Dalam banyak kasus, usaha menjatuhkan ketua umum dilakukan melalui berbagai cara. Ada yang menggunakan jalur formal dengan memanfaatkan mekanisme kongres, munas, atau musyawarah luar biasa, namun tidak sedikit pula yang ditempuh melalui cara kudeta politik yang bersifat ilegal. Cara-cara demikian menunjukkan betapa lemahnya daya tahan internal partai terhadap intervensi eksternal.
Kita bisa menengok kembali pengalaman Partai Golkar pada tahun 2015, yang terbelah akibat pertarungan dua kubu kepengurusan. Hal yang sama juga dialami Partai Persatuan Pembangunan (PPP) dan Partai Hanura, bahkan Partai Demokrat sempat mengalami upaya kudeta internal yang diduga kuat disponsori kekuatan politik dari luar. Semua ini menunjukkan satu hal penting: parpol kita masih sangat mudah diadu domba.
Mengapa kondisi ini bisa terjadi? Penyebab utamanya terletak pada desain kelembagaan yang menempatkan legalitas kepengurusan parpol di bawah kewenangan eksekutif.
Dalam sistem yang berlaku saat ini, kepengurusan partai yang diakui sah oleh negara untuk kepentingan kepesertaan pemilu, pencalonan legislatif, presiden, hingga kepala daerah, adalah kepengurusan yang disahkan oleh Kementerian Hukum dan HAM.
Dengan desain seperti ini, posisi partai politik menjadi sangat tergantung pada kekuasaan eksekutif. Pemerintah dapat dengan mudah memainkan legitimasi kepengurusan, cukup dengan “menciptakan” konflik internal, lalu mendorong pelaksanaan munaslub atau kongres luar biasa. Setelah salah satu hasil kongres tersebut disahkan oleh pemerintah, maka otomatis satu kubu menjadi “resmi”, sementara kubu lain tersingkir secara hukum. Inilah titik paling rentan yang menjadikan partai politik di Indonesia tidak mandiri dan rawan diintervensi.

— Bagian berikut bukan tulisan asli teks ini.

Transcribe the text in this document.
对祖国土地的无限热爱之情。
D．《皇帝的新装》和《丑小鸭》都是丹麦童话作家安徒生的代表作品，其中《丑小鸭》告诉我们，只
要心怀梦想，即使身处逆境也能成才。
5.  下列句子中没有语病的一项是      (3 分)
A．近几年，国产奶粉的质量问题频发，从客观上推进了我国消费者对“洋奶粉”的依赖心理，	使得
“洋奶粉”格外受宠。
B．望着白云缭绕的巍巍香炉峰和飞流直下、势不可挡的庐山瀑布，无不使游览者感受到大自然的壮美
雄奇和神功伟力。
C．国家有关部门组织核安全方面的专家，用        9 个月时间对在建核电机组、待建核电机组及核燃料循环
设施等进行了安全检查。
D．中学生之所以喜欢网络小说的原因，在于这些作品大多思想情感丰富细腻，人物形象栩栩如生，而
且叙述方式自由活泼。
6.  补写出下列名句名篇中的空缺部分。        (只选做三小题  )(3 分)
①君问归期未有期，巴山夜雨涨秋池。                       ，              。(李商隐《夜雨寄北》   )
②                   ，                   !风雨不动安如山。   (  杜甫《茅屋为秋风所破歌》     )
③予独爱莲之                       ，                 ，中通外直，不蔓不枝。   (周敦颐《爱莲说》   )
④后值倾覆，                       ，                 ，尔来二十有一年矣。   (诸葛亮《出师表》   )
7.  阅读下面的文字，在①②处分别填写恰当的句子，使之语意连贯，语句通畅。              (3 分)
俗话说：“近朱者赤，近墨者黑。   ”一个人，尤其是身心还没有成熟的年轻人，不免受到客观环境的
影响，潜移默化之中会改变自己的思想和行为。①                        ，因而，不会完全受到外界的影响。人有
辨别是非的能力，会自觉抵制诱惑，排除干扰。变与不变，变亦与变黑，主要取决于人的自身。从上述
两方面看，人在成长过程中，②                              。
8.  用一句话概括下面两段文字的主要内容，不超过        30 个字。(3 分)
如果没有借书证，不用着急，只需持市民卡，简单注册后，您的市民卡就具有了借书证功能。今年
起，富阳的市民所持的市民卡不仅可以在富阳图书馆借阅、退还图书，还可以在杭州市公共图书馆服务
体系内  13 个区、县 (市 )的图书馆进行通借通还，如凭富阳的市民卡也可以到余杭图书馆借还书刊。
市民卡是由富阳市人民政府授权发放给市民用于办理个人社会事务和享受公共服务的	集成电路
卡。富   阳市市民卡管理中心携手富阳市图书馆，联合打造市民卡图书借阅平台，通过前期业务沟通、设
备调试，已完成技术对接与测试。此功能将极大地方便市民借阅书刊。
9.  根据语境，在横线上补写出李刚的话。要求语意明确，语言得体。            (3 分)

Ketika kemandirian partai hilang, fungsi parpol sebagai pilar demokrasi berubah menjadi instrumen kekuasaan. Parpol tidak lagi berfungsi sebagai sarana artikulasi kepentingan rakyat, tetapi menjadi perpanjangan tangan kepentingan rezim. Demokrasi pun kehilangan makna substantifnya, karena partai politik sebagai jantung demokrasi justru tidak berdaulat atas dirinya sendiri.
MEKANISME PENYELESAIAN KONFLIK PARTAI POLITIK
Undang-Undang tentang Partai Politik sebenarnya telah menyiapkan perangkat hukum untuk penyelesaian konflik internal parpol. Dalam regulasi disebutkan bahwa sengketa kepartaian dapat diselesaikan melalui dua jalur utama:Mahkamah Partai, dan Gugatan ke pengadilan negeri.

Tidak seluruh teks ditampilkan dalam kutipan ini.